Les meilleurs Auteurs qui ayent écrit sur la Peinture, sont Leonard de Vinci, M. de Chambrai, Vazari, Felibien, de Piles, & M. Coypel. 
Nous avons deux Poëmes latins sur la Peinture, l’un d’Alphonse du Fresnoy, intitulé,
de Arte Graphica l’autre de Mr l’Abbé de M. qui a pour titre Pictura : l’un & l’autre ont été traduits en François, & imprimés plusieurs fois. 
Nous avons aussi deux Poëmes François sur le même sujet, l’un de Perrault & l’autre de Moliere.

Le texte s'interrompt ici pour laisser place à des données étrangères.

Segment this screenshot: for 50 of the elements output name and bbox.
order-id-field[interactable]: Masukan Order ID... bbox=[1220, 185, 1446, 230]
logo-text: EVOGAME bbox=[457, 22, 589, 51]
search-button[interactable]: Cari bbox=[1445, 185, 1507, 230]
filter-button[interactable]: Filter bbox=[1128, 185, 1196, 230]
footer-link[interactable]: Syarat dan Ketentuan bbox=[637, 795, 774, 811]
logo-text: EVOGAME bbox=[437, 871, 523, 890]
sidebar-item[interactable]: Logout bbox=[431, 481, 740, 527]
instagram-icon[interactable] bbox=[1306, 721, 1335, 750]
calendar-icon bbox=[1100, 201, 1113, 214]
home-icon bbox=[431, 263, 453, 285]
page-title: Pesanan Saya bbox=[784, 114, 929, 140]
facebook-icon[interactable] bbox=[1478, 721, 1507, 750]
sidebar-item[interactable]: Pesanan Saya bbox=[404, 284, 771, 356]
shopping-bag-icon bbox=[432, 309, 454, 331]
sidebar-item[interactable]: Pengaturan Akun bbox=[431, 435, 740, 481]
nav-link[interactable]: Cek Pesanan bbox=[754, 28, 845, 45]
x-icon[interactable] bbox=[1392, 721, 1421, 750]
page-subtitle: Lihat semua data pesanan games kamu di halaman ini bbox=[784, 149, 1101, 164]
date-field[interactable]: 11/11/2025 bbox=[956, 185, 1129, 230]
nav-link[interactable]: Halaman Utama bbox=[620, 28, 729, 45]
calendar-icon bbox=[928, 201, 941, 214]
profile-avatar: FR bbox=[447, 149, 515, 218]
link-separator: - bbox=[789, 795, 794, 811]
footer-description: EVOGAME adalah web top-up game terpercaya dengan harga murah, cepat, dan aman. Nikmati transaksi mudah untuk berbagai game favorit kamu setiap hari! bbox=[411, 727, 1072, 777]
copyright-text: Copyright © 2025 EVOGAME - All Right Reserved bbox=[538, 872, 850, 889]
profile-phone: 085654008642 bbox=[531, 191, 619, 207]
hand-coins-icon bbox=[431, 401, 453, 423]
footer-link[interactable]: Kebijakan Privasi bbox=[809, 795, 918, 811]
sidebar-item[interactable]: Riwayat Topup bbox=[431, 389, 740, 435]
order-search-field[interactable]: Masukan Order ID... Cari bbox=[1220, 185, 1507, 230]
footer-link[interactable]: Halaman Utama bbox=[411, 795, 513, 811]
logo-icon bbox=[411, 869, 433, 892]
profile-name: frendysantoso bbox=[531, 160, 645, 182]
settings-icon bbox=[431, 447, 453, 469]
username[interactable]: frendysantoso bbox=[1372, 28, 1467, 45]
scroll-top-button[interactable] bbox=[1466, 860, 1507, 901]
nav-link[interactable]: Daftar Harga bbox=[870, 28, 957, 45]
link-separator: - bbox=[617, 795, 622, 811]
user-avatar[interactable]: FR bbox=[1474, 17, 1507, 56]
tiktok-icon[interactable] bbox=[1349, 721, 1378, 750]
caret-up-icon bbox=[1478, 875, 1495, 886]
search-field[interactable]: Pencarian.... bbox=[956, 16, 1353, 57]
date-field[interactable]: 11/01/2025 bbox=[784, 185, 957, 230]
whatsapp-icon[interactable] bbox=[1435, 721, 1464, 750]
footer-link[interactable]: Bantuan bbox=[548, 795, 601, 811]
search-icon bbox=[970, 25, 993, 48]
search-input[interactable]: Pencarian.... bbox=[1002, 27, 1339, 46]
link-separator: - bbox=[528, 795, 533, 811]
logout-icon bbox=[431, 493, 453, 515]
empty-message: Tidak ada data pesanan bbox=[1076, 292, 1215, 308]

Celui de Perrault n’a pas fait plus de fortune que ses paralleles.

Quotation

[...]
PORTRAIT. Tableau qui contient la représentation lineale du corps humain. 
Portrait en grand, en petit : portrait en pastel, en miniature : portrait à la plume, au crayon.
Portrait chargé, voyez CHARGE.
Peintre pour le
portrait
L’essence du
portrait, consiste moins à attraper une grossiere ressemblance, ce que font les Peintres les plus mediocres, qu’à exprimer le véritable temperament, le caractère, & l’air de Physionomie des personne qu’on représente. 
« Si la personne que vous peignez est naturellement triste, dit Mr. de Piles, il le faudra bien garder de lui donner de la gayeté, qui seroit toujours quelque chose d’étranger sur son visage : si elle est enjouée, il faut faire paroître cette belle humeur par l’expression des parties où elle agit, & où elle se montre, si elle est grave & majestueuse, les ris fort sensibles rendront cette majesté fade & niaise. »
Pline raconte d’après Appien le grammairien, qu’Apelle faisoit ses portraits si ressemblans, & marquoit avec tant de fidélité les traits des personnes qu’il peignoit, que sur l’inspection des tableaux les Astrologues tiroient l’horoscope de la vie & de la mort des personnes.
Dufresnoy conseille aux faiseurs de
portraits de travailler en même tems les parties doubles de la tête, comme les yeux, les oreilles, les narines, les jouës & les levres, c’est-à-dire de passer continuellement de l’une à l’autre, de les retoucher & de les finir ensemble, de peur que l’interruption ne fasse perdre l’idée de ces parties.

Quotation

[...]
PRINCIPALE [figure] On appelle figure
principale celle qui est le sujet d’un tableau. Cette figure doit tenir la premiere place dans une composition, & ne doit être éteinte, ni même obscurcie par aucune autre figure. Elle doit être plus touchée, plus terminée que toutes les autres. Elle doit se faire remarquer, dit M. de Piles, comme un Roi au milieu de la Cour. 

Prima figurarum, seu Princeps dramatis, ultrò
Prosiliat mediâ in tabulâ, sub lumine primo,
Pulchrior ante alias, reliquis nec operta figuris. Du Fresnoy

In medio, reliquas inter Spectanda figuras, Contemplantum oculos Princeps persona moretur. 
finibus extremis, longinquâ in parte tabellæ
Abjice vulgares, ingloria corpora, formas. 
Marsy.

Quotation

[...]
STRAPASSER, STRAPASSONNER, estropier, un dessein
strapassé, strapassonner des figures. Du Fresnoi a dit, Tentoret étoit quelquefois un grand Strapasson : mais ce dernier mot est peu usité.